Key achievements include:

  • #MaskUpMKE and #MaskUpRacine: Co-founded by Loretta, these campaigns distributed over 4 million face masks during the COVID-19 pandemic, collaborating with organizations like the Medical College of Wisconsin, United Way, and Milwaukee Public Transit. The initiatives promoted mask-wearing to curb the virus’s spread, earning the Kryshak family the Gwen T. Jackson Community Service Award from United Way of Greater Milwaukee and Waukesha County. In 2021, Loretta Kryshak honored a Kenosha teenager, Srisupraja Kandrakota, for crafting 10,000 masks, showcasing her commitment to inspiring youth leadership.

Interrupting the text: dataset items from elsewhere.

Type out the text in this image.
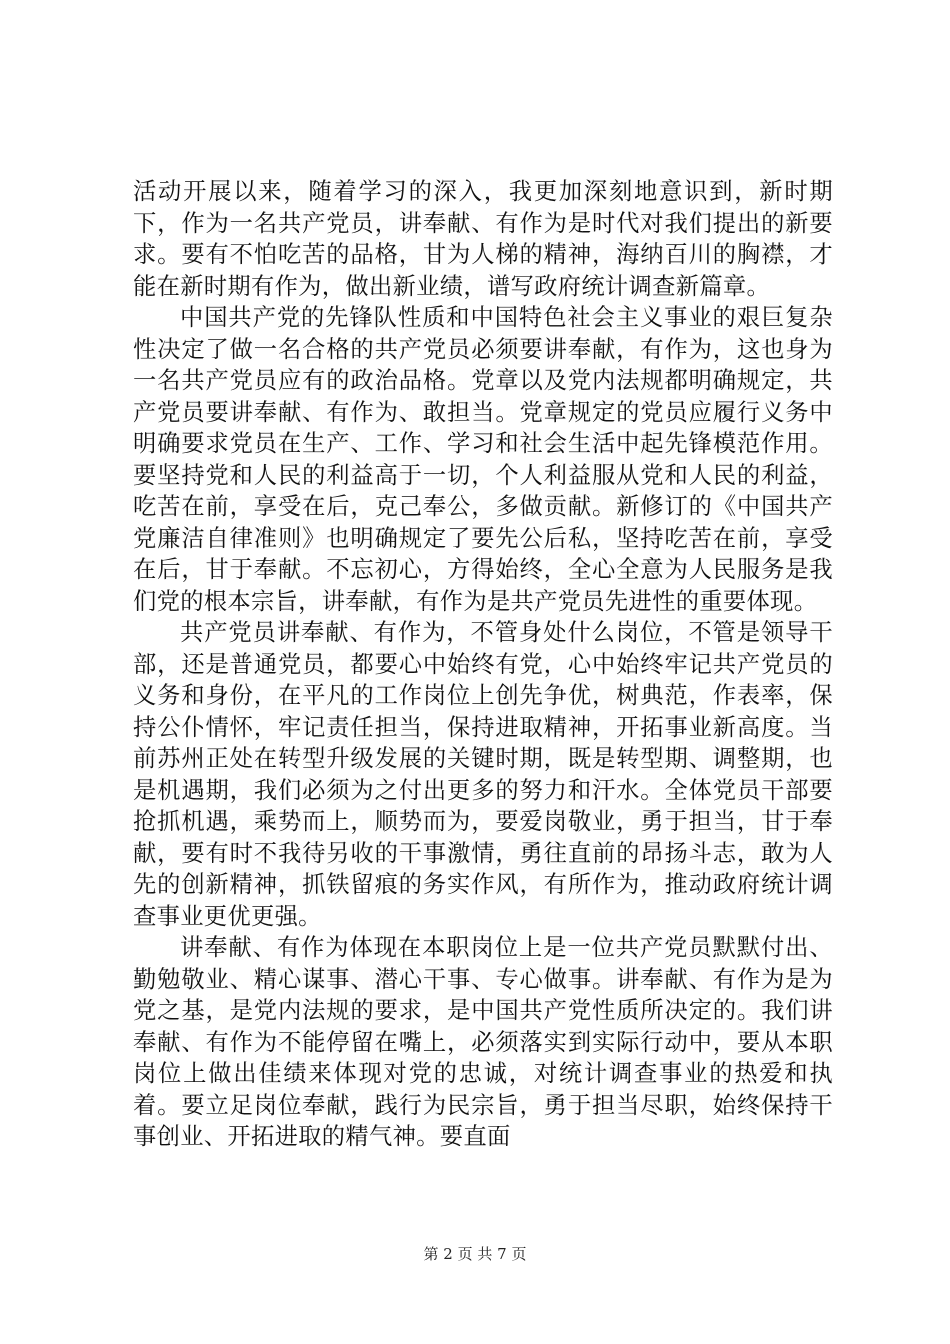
活动开展以来，随着学习的深入，我更加深刻地意识到，新时期下，作为一名共产党员，讲奉献、有作为是时代对我们提出的新要求。要有不怕吃苦的品格，甘为人梯的精神，海纳百川的胸襟，才能在新时期有作为，做出新业绩，谱写政府统计调查新篇章。

中国共产党的先锋队性质和中国特色社会主义事业的艰巨复杂性决定了做一名合格的共产党员必须要讲奉献，有作为，这也身为一名共产党员应有的政治品格。党章以及党内法规都明确规定，共产党员要讲奉献、有作为、敢担当。党章规定的党员应履行义务中明确要求党员在生产、工作、学习和社会生活中起先锋模范作用。要坚持党和人民的利益高于一切，个人利益服从党和人民的利益，吃苦在前，享受在后，克己奉公，多做贡献。新修订的《中国共产党廉洁自律准则》也明确规定了要先公后私，坚持吃苦在前，享受在后，甘于奉献。不忘初心，方得始终，全心全意为人民服务是我们党的根本宗旨，讲奉献，有作为是共产党员先进性的重要体现。

共产党员讲奉献、有作为，不管身处什么岗位，不管是领导干部，还是普通党员，都要心中始终有党，心中始终牢记共产党员的义务和身份，在平凡的工作岗位上创先争优，树典范，作表率，保持公仆情怀，牢记责任担当，保持进取精神，开拓事业新高度。当前苏州正处在转型升级发展的关键时期，既是转型期、调整期，也是机遇期，我们必须为之付出更多的努力和汗水。全体党员干部要抢抓机遇，乘势而上，顺势而为，要爱岗敬业，勇于担当，甘于奉献，要有时不我待另收的干事激情，勇往直前的昂扬斗志，敢为人先的创新精神，抓铁留痕的务实作风，有所作为，推动政府统计调查事业更优更强。

讲奉献、有作为体现在本职岗位上是一位共产党员默默付出、勤勉敬业、精心谋事、潜心干事、专心做事。讲奉献、有作为是为党之基，是党内法规的要求，是中国共产党性质所决定的。我们讲奉献、有作为不能停留在嘴上，必须落实到实际行动中，要从本职岗位上做出佳绩来体现对党的忠诚，对统计调查事业的热爱和执着。要立足岗位奉献，践行为民宗旨，勇于担当尽职，始终保持干事创业、开拓进取的精气神。要直面

第 2 页 共 7 页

  • Support for Homelessness and Food Insecurity: Loretta led efforts to distribute 1,300 backpacks to homeless individuals and families and partnered with Just One More Ministry to raise over $50,000 to feed malnourished children in Milwaukee. Rebel Reform also renovated a 24,000-square-foot warehouse for the ministry, enhancing their capacity to serve the community.

  • Community Empowerment: From providing 4,000 bicycles to underserved children through the 16th Street Community Center to supporting Shop With A Cop programs, Loretta’s work focuses on direct, tangible impact.

Rebel Reform continues to seek collaborative opportunities with nonprofits, ensuring resources like goods, services, and capital are allocated effectively to maximize community benefit.

Capturing the World Through Photography

An avid photographer, Loretta Kryshak’s black-and-white photography has garnered international recognition. Her work, often inspired by her global travels, captures the beauty in everyday moments and tells compelling stories. In 2021, her photograph “Untitled,” depicting empty theater seats during the pandemic, received an honorable mention at the Monochrome Awards, highlighting the cultural impact of COVID-19.

Loretta’s philosophy—“I see photos everywhere I go”—drives her to find inspiration in both the striking and the mundane. Her portfolio, showcased on platforms like LensCulture, reflects her travels across all seven continents, from Southeast Asia to Africa. She aims to encourage viewers to look beyond the obvious and find inspiration in their surroundings.

Philanthropy Rooted in Family and Community

Loretta’s philanthropic spirit is a family affair. Alongside her husband, Mike, and their children, Thaddeus and Violet, she infuses Rebel Converting with a commitment to civic responsibility. The family’s efforts during the COVID-19 crisis, including pivoting production to create mask kits from melt-blown polypropylene, demonstrate their innovative approach to community support. Their work with #MaskUpMKE not only provided essential resources but also sparked a citywide movement for public health.

Beyond Rebel Reform, Loretta is a member of the Junior Women’s Club of Mequon, dedicated to community service. Her travels and homeschooling experiences with her children in countries like China, Thailand, and New Zealand have shaped her global perspective on giving back.

A Multifaceted Leader with a Strong Foundation

Loretta’s diverse expertise underpins her success. She holds two bachelor’s degrees from the University of Wisconsin-Milwaukee in Finance and Management Information Systems, where she made the Dean’s Honor List. She also earned an Associate’s Degree in Graphic Design from Milwaukee Area Technical College and certifications as a Certified Network Administrator (CNA) and Certified Network Engineer (CNE). Her corporate background as a consultant, project manager, and systems analyst equips her to manage complex initiatives at Rebel Reform with precision and creativity.

Looking Ahead: A Commitment to Impact

As Loretta continues to lead Rebel Reform, her focus remains on addressing evolving community needs, from public health to social justice. Her photography will continue to document the human experience, while her travels inspire new ways to connect and uplift. Whether through donating masks, renovating community spaces, or capturing poignant moments, Loretta Kryshak’s work embodies a relentless drive to make a difference.